第4章 今宵は貴方と【✝️ ⇋ 主 ← 🦾 & 🌹 ✉】


その翌日のふたりは、どこかぎこちなかった。



ハウレスが声をかけようとすると、怯えたような表情で逃げていってしまう。



(……お傍にいられないだけで、こんなにも寂しくなるなんて)

その原因は自分にあるとわかっているけれど、それでも。

ひとつ嘆息して、彼女の姿を探していると。



「………?」
中庭に、ヴァリスの姿を見止めた。



その隣りで、花冠を編んでいるのはアモン。



彼女をみつめる彼の眼差しは柔く、愛しさに溢れていて、

時に狡猾な顔をもつ彼とは随分と変わったようにみえた。



泣いている彼女を抱きしめて、その頭に花冠をのせると。

彼女はふわりと微笑んだ。見たこともない顔で。



綺麗な主様。



優しいアモン。



ふたりだけの世界がそこにあった。

誰も立ち入ることのできない、悲しいほど綺麗で張りつめた世界。



彼はそのなかに入っていくことができずに、そっとその場を後にした。

軋む胸は、幻だと説き伏せながら。



◆◇◆◇◆◇◆◇



「もう行ったみたいっすよ、主様」

優しい手付きで背をさすりながら、アモンが囁いてくる。



「ありがとう、アモン。
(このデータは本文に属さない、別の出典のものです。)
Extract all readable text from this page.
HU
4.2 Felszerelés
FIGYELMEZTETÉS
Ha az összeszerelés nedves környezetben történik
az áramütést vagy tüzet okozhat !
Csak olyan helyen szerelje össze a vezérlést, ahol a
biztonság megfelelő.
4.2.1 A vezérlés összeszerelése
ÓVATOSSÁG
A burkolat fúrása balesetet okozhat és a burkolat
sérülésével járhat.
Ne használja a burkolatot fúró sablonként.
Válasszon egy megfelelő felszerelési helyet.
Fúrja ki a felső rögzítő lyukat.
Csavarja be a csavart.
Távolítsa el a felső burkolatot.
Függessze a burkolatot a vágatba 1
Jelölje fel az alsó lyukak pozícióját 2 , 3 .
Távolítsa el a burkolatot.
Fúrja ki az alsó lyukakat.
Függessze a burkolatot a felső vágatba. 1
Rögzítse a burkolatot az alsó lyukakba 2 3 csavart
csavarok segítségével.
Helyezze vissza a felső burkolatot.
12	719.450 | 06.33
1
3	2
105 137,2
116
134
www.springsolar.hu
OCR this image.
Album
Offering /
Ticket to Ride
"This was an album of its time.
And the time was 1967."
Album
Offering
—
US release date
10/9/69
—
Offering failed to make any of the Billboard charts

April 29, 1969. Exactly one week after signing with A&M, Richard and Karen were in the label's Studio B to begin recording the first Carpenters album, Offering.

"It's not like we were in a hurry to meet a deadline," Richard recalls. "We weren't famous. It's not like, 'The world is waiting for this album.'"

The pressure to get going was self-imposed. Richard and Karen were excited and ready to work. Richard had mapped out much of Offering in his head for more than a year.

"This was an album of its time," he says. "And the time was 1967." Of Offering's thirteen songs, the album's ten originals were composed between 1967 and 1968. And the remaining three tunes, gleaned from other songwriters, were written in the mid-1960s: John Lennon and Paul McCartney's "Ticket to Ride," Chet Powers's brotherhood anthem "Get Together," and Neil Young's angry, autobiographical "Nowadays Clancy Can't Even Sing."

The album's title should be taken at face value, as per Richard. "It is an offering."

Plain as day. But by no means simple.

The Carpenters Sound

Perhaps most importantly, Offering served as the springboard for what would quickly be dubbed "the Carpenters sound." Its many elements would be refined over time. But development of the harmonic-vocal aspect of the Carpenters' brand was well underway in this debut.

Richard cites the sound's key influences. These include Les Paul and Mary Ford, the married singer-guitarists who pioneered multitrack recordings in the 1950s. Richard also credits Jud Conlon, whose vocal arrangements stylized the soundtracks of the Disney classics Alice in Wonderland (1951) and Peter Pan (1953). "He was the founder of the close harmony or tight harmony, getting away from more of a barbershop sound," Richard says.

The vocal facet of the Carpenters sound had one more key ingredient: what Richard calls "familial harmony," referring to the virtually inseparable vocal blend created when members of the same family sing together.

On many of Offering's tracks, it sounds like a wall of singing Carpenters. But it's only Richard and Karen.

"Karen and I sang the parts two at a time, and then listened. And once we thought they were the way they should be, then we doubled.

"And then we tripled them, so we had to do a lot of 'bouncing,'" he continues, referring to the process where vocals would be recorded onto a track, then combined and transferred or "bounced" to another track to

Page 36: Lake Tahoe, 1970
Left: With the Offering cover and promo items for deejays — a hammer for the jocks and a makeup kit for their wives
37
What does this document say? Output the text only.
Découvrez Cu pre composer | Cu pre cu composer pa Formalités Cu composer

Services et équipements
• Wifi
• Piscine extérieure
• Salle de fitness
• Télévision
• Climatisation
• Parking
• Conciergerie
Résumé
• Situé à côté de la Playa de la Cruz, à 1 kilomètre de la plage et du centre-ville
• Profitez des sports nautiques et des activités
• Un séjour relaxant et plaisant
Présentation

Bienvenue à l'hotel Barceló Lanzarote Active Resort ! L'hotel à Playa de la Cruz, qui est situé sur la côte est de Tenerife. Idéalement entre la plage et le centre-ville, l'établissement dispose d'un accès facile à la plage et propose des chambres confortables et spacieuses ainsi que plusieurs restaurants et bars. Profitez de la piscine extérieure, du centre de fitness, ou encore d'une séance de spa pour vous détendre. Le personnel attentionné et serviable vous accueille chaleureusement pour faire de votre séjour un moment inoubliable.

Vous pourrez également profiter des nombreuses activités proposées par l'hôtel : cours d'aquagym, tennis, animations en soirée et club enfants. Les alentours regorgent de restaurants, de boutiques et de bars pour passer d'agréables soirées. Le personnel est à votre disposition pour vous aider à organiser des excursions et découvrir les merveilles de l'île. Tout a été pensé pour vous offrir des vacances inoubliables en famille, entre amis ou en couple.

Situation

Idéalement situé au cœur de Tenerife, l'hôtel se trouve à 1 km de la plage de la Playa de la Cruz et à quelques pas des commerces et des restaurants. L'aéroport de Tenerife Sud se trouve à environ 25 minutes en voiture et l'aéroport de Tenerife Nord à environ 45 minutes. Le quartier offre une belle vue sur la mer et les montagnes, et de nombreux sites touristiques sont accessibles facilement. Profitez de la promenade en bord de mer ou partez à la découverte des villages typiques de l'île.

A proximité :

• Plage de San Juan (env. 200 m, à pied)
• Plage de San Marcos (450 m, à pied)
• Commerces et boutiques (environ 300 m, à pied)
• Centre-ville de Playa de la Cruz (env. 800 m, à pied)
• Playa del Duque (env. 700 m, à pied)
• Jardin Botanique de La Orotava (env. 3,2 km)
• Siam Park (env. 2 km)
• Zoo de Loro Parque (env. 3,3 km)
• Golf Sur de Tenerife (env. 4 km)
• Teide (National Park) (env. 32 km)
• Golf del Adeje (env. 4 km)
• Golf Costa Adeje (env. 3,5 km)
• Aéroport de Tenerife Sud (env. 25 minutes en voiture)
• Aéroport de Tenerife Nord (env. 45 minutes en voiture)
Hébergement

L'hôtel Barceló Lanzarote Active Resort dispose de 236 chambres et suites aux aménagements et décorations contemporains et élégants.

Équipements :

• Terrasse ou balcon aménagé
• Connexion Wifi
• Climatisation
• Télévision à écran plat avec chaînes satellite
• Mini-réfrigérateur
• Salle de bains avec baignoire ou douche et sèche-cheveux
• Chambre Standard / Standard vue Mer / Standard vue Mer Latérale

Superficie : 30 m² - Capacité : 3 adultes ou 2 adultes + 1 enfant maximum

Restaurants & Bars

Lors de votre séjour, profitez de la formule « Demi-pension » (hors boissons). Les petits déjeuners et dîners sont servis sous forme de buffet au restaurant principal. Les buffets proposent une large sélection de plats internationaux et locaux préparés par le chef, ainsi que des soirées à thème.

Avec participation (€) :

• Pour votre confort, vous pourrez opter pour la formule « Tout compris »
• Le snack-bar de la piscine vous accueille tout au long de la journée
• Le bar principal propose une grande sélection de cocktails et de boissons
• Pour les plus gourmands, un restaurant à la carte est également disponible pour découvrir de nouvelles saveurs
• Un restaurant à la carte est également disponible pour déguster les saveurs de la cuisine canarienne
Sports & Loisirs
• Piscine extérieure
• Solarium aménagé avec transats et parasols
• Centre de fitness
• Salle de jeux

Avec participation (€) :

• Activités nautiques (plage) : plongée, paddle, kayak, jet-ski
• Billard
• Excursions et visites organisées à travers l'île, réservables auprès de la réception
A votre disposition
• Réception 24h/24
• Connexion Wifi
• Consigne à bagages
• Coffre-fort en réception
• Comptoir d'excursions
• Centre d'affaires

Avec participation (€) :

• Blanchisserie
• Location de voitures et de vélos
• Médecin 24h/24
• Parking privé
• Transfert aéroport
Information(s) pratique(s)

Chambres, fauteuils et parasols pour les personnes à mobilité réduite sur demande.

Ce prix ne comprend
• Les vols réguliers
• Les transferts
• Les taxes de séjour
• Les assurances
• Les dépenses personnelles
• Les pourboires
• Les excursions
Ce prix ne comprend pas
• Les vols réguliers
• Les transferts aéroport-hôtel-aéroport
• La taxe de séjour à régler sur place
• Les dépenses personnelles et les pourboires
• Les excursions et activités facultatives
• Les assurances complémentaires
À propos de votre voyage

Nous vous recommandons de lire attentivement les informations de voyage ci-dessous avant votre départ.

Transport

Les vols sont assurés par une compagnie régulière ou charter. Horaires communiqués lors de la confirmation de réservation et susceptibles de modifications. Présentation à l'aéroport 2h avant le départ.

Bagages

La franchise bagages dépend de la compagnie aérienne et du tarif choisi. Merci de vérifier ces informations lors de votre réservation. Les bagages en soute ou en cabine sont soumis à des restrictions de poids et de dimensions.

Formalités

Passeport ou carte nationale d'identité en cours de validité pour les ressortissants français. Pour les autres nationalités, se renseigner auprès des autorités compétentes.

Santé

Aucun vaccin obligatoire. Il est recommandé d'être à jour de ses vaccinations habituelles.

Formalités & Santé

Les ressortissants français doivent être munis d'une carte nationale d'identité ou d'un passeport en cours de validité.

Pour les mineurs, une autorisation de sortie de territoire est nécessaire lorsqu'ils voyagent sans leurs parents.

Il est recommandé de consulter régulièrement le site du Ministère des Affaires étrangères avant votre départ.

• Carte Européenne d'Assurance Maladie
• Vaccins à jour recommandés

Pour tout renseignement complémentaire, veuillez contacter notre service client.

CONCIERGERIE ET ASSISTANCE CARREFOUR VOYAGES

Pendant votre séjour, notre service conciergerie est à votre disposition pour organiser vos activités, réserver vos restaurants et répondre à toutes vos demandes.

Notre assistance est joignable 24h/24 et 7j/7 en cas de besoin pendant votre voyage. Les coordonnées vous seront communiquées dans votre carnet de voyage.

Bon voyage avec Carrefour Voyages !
それと……ごめんなさい」

苦笑交じりではあるが、その表情は先刻に比べれば幾分か晴やかだった。

するりと解く手をつかむ。



「アモン……?」
その手を引き寄せ、涙の軌跡の残る目元に口付ける。



「っあ………。」
敏感な箇所にキスをされ、わずかに跳ねる肩。



「元気がでるおまじないっす」
ふへ。いつもの笑みを浮かべている彼。



「もう……! ずるい」
頬を膨らませる彼女の頬をそっとつつく。



「風が冷たくなってきたっすね。………お手をどうぞ、主様」

悪戯めいて片手を差し出す彼に、思わず唇が笑みを描いた。



「やっと微笑ってくれたっすね」
ほっとしたように彼が微笑う。



「ありがとう、アモン」
そっと、彼の手にみずからのそれを重ねた。